As we made our way through our three stops, serving, loving and spreading hope to so many, I realized that we too were being changed, being given hope, love and community. The hugs from children, the smiles from their mommas and watching my teammates, seeing that they were all in love as well as watching and learning also, I knew my life was about to change. I got a sense that today, I would start it as the person I knew I was, but at the end of today, I can tell you I am a different person.
These people I came to serve, love on and provide care for, are my sisters, my brothers and in God’s eyes, we are all one community. We are a unity, all in pain, all broken, all still learning and in the midst of our lives, we have blessings, joy, peace, and hope. God is gracious, he loves us unconditionally and sometimes he takes us to places to help us see just how deep, how wide and how strong that love is.

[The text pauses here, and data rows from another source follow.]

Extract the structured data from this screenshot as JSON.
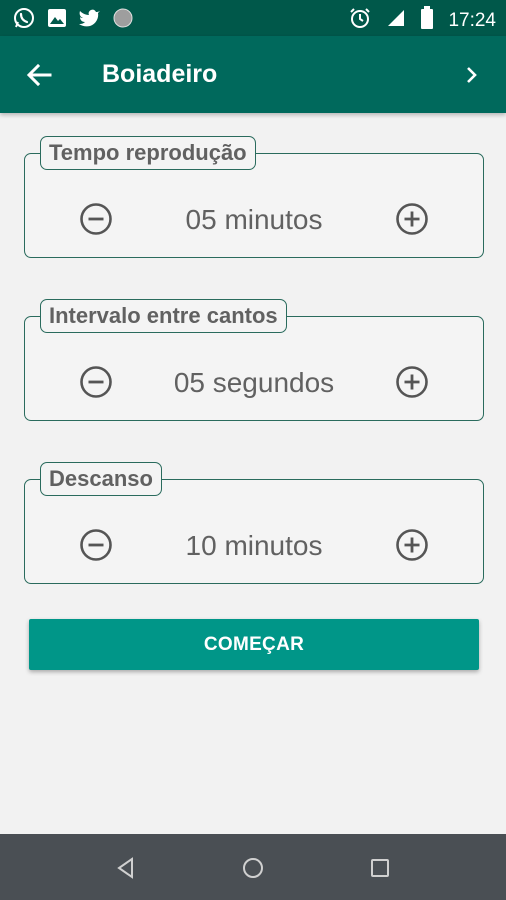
{
  "status_bar": {
    "time": "17:24",
    "left_icons": [
      "whatsapp-icon",
      "image-icon",
      "twitter-icon",
      "circle-icon"
    ],
    "right_icons": [
      "alarm-icon",
      "signal-icon",
      "battery-icon"
    ]
  },
  "app_bar": {
    "title": "Boiadeiro",
    "back_icon": "arrow-left-icon",
    "next_icon": "chevron-right-icon"
  },
  "settings": [
    {
      "label": "Tempo reprodução",
      "value": "05 minutos"
    },
    {
      "label": "Intervalo entre cantos",
      "value": "05 segundos"
    },
    {
      "label": "Descanso",
      "value": "10 minutos"
    }
  ],
  "start_button": {
    "label": "COMEÇAR"
  },
  "nav_bar": {
    "buttons": [
      "back-triangle-icon",
      "home-circle-icon",
      "recents-square-icon"
    ]
  },
  "colors": {
    "status_bar": "#00584a",
    "app_bar": "#00695c",
    "accent": "#009688",
    "card_border": "#2a6b5d",
    "text_gray": "#616161",
    "nav_bar": "#4a4f54"
  }
}
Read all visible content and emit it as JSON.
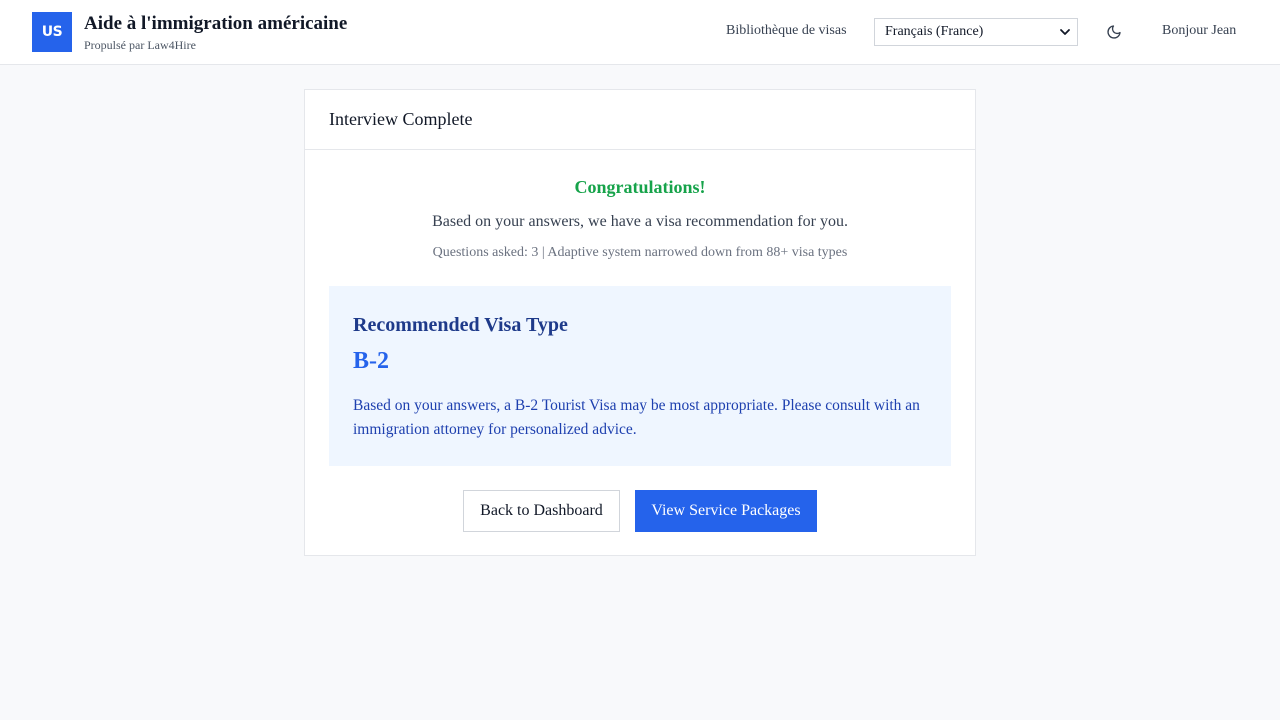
{
  "header": {
    "logo_text": "US",
    "app_title": "Aide à l'immigration américaine",
    "powered_by": "Propulsé par Law4Hire",
    "nav_visa_library": "Bibliothèque de visas",
    "language_selected": "Français (France)",
    "theme_icon": "moon-icon",
    "greeting": "Bonjour Jean"
  },
  "card": {
    "title": "Interview Complete",
    "congrats": "Congratulations!",
    "subtitle": "Based on your answers, we have a visa recommendation for you.",
    "meta": "Questions asked: 3 | Adaptive system narrowed down from 88+ visa types",
    "recommendation": {
      "heading": "Recommended Visa Type",
      "code": "B-2",
      "description": "Based on your answers, a B-2 Tourist Visa may be most appropriate. Please consult with an immigration attorney for personalized advice."
    },
    "buttons": {
      "back": "Back to Dashboard",
      "packages": "View Service Packages"
    }
  },
  "colors": {
    "accent": "#2563eb",
    "success": "#16a34a",
    "recommendation_bg": "#eff6ff",
    "page_bg": "#f8f9fb"
  }
}
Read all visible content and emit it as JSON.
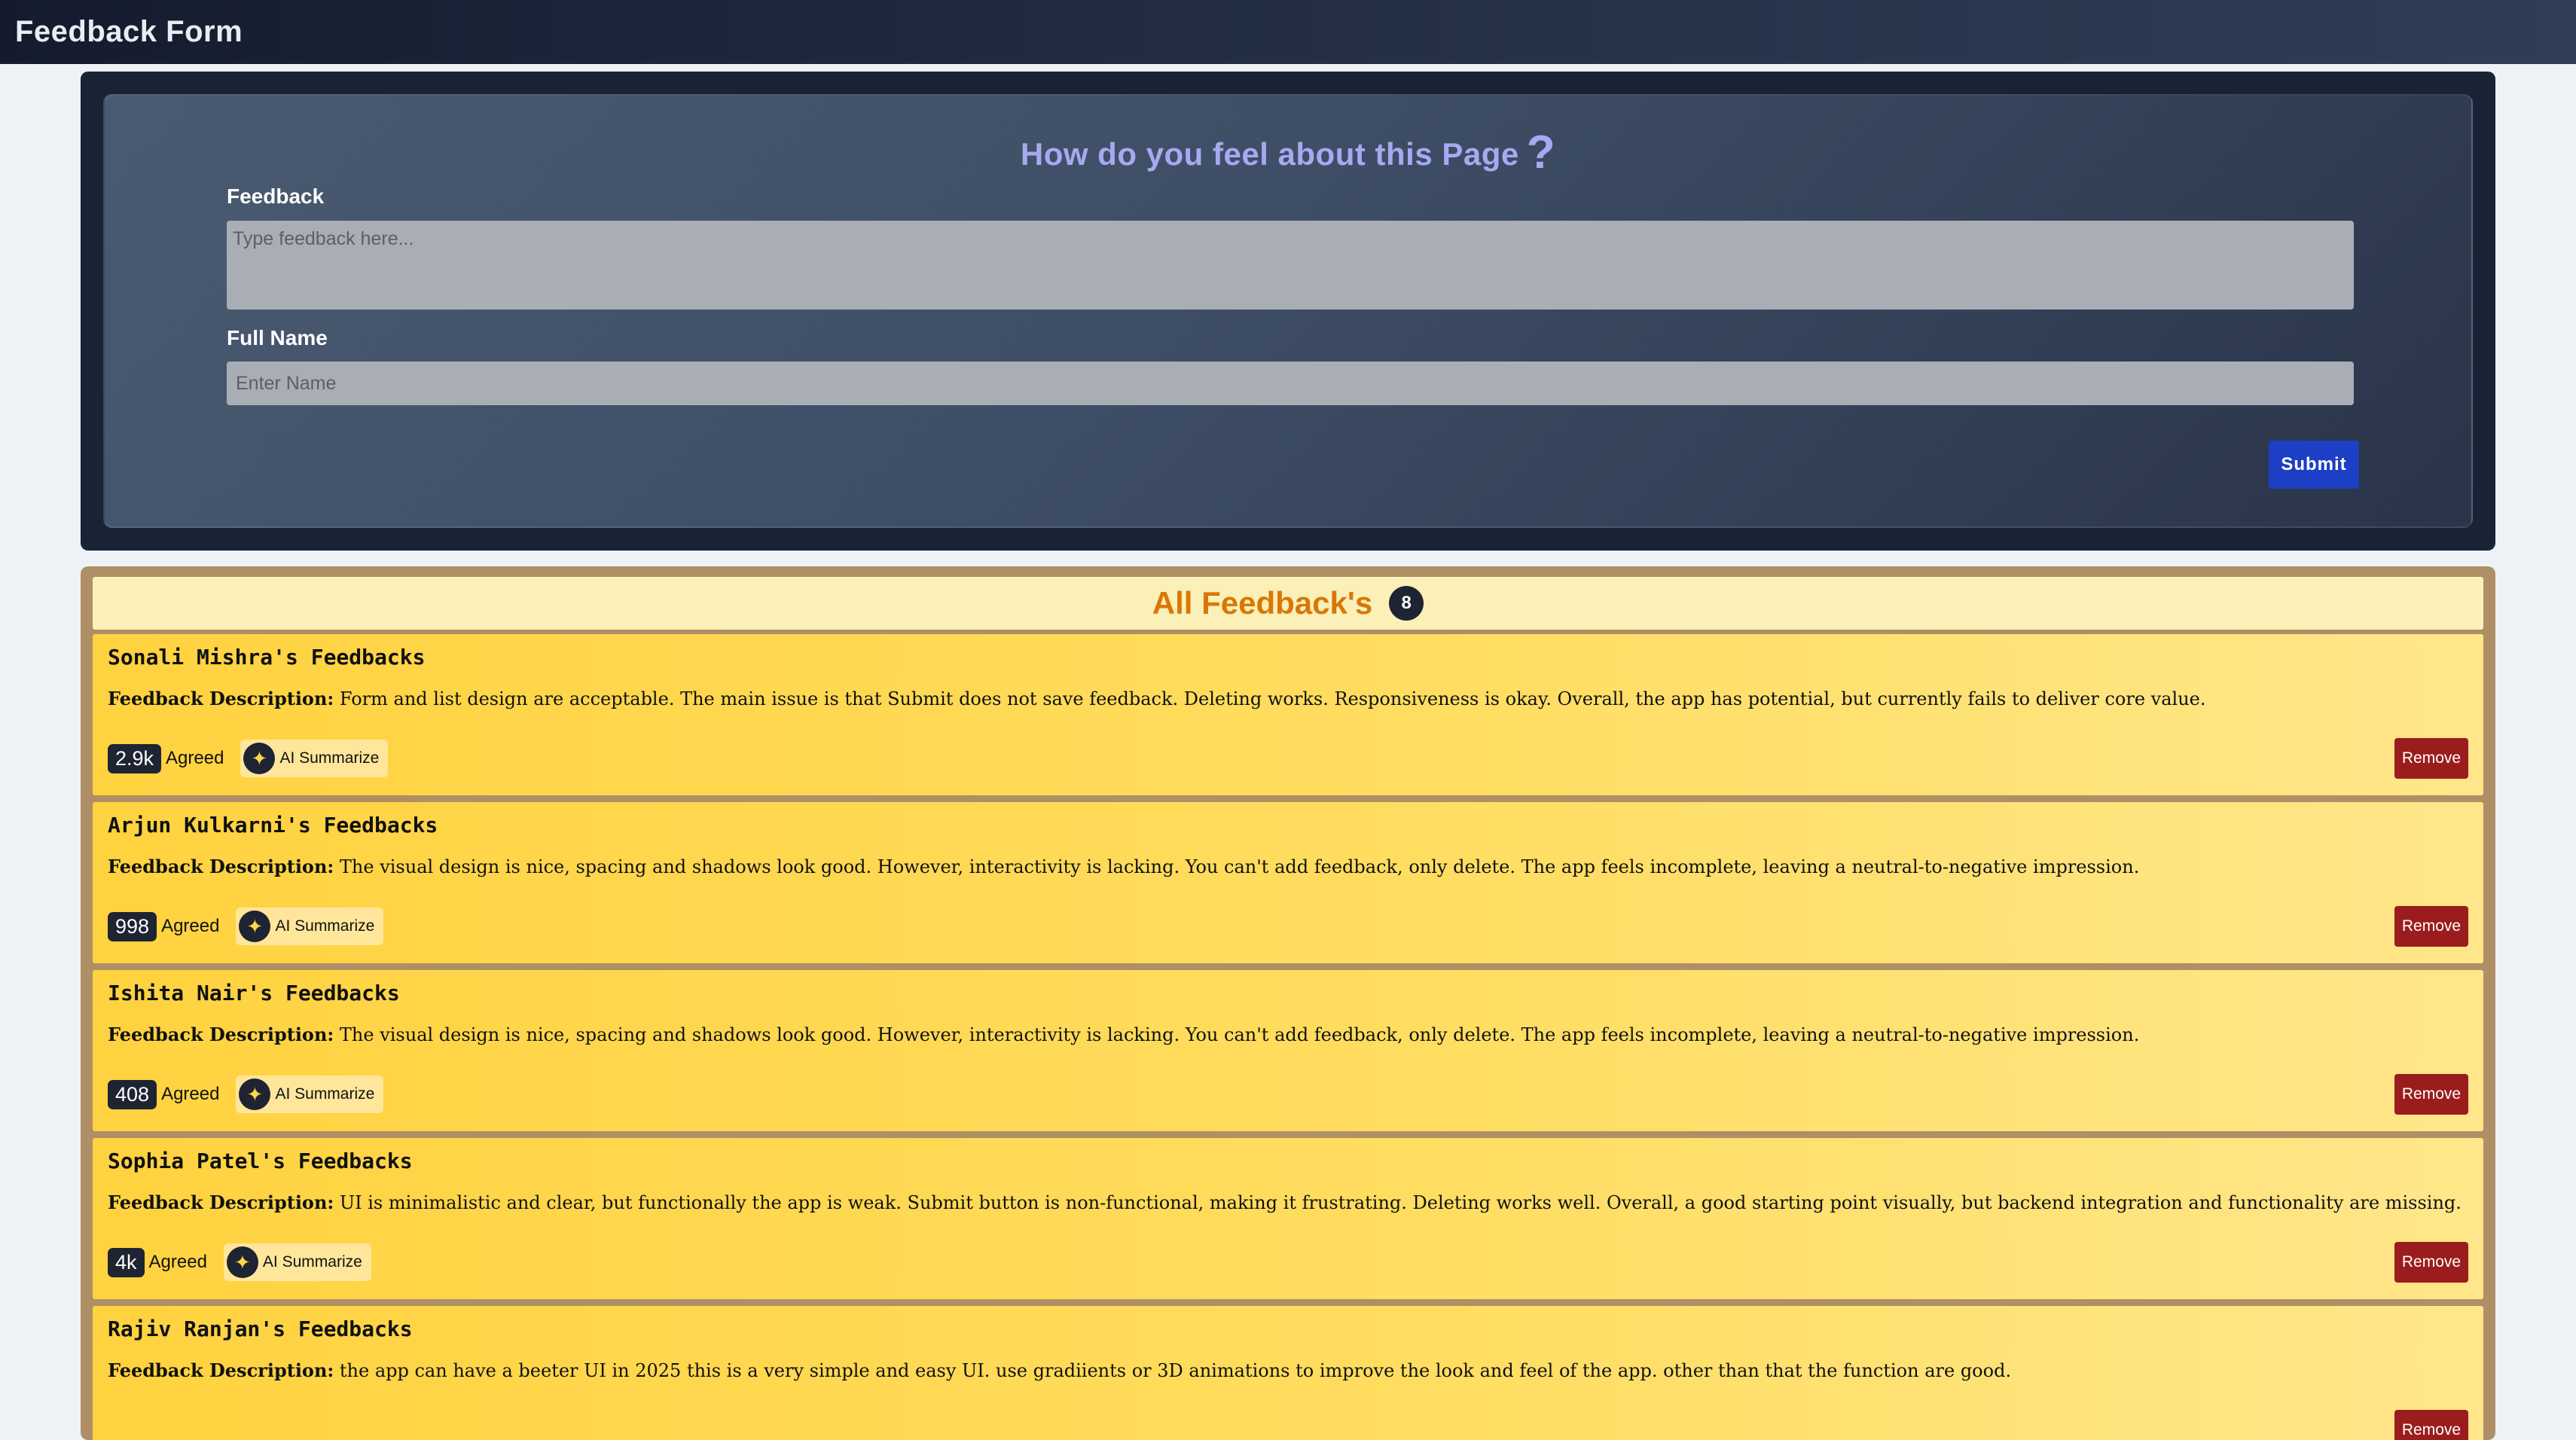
{
  "app": {
    "title": "Feedback Form"
  },
  "form": {
    "heading": "How do you feel about this Page",
    "heading_mark": "?",
    "feedback_label": "Feedback",
    "feedback_placeholder": "Type feedback here...",
    "name_label": "Full Name",
    "name_placeholder": "Enter Name",
    "submit_label": "Submit"
  },
  "list": {
    "title": "All Feedback's",
    "count": "8",
    "desc_label": "Feedback Description:",
    "agreed_label": "Agreed",
    "ai_label": "AI Summarize",
    "remove_label": "Remove",
    "items": [
      {
        "name": "Sonali Mishra's Feedbacks",
        "description": "Form and list design are acceptable. The main issue is that Submit does not save feedback. Deleting works. Responsiveness is okay. Overall, the app has potential, but currently fails to deliver core value.",
        "agreed": "2.9k"
      },
      {
        "name": "Arjun Kulkarni's Feedbacks",
        "description": "The visual design is nice, spacing and shadows look good. However, interactivity is lacking. You can't add feedback, only delete. The app feels incomplete, leaving a neutral-to-negative impression.",
        "agreed": "998"
      },
      {
        "name": "Ishita Nair's Feedbacks",
        "description": "The visual design is nice, spacing and shadows look good. However, interactivity is lacking. You can't add feedback, only delete. The app feels incomplete, leaving a neutral-to-negative impression.",
        "agreed": "408"
      },
      {
        "name": "Sophia Patel's Feedbacks",
        "description": "UI is minimalistic and clear, but functionally the app is weak. Submit button is non-functional, making it frustrating. Deleting works well. Overall, a good starting point visually, but backend integration and functionality are missing.",
        "agreed": "4k"
      },
      {
        "name": "Rajiv Ranjan's Feedbacks",
        "description": "the app can have a beeter UI in 2025 this is a very simple and easy UI. use gradiients or 3D animations to improve the look and feel of the app. other than that the function are good.",
        "agreed": ""
      }
    ]
  },
  "icons": {
    "sparkle": "sparkle-icon",
    "help": "question-mark"
  },
  "colors": {
    "header_bg": "#1b2438",
    "heading_text": "#a7a9f0",
    "submit_bg": "#1d3fc5",
    "list_title": "#d97706",
    "card_bg": "#ffd23f",
    "remove_bg": "#9b1c1c"
  }
}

My word today is “Wonder”. A feeling of amazement and admiring all that God showed me today. Nothing I have ever seen…sure, but there was so much more than what was on the surface. It was the depths of what God showed me that broke my heart, but also gave me so much more than anything back home has given me. Today I learned that although I have eyes that can see, have I really seen what I should see? What have I missed all these years? Do I really watch for opportunities to provide love, hope or something more? Our sisters and brothers here taught me that my brothers and sisters back in the states need love, need us to lean in and listen, talk, touch and laugh with them. We are all one body and we get so caught up in “our” own lives, and if we simply just pause and watch for moments of wonder, we will continue to grow, transform and be all that we were always meant to be. This is day 1. What will God continue to show me? I'm really not sure, but I’m going to focus on one day at a time, watching, learning and my goal at the end of this trip is to learn why and how to apply it in my life…after. Tonight, I rest, tomorrow is a new day. Am I ready for tomorrow? Probably not, since I don’t know what it will show me, but what I do know is that I am not alone, and together “we” will step into tomorrow already blessed in it.